“A steam launch conveyed us to Nagasaki and, once there, we took a jinrikisha for a memorable mountain ride of five miles along a road called the Mogi. We ascended gradually from the sea level and soon the loveliest view was spread before us.
“On our right, looking downward, were the sea and the city rising in terraces from the water – the hillsides covered with foliage, all sparkling in the morning light. On our left, foothills and beyond these the mountains.
“We stopped at a Japanese tea house to rest the jinrikisha men, and soon after we came to a point in the landscape said to be represented in the opera of Madame Butterfly.
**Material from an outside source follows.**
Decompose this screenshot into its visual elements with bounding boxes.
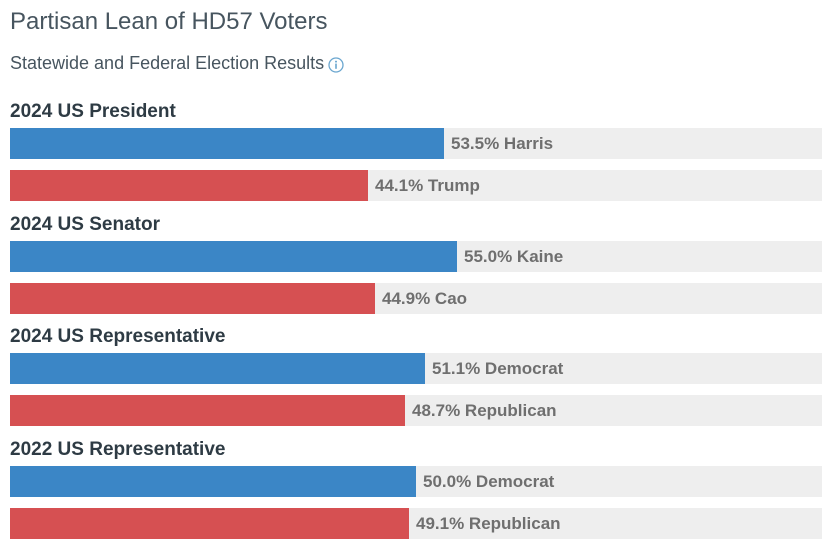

Reaching the Mogi, we found another tea house and we all alighted and roamed around the point where we had a magnificent far reaching panorama. The descent was quite as enjoyable, and altogether we voted the ride an entire success.”
– Travels in the Far East, Ellen Mary (Hayes) Peck, 1909
“Mogi, a small port overlooking the Gulf of Omura 5 mi. SE of Nagasaki, is a popular resort and is oftentimes made the point of departure for Unzen. Steamer across Chijima Bay to Obama in about 3 hrs ¥1 1st cl. The road to Mogi leads out through the E quarter of the port, thence over the hills and across a wide valley dotted with rice fields, bamboo groves, and farmsteads, with busy water wheels. jinriki 2 men for the round trip ¥2.40 time about 3 hrs. A tramway is in process of building. Mogi Hotel ¥2.50 Am pl.”
– Terry’s Japanese Empire, T. Phillip Terry, 1914.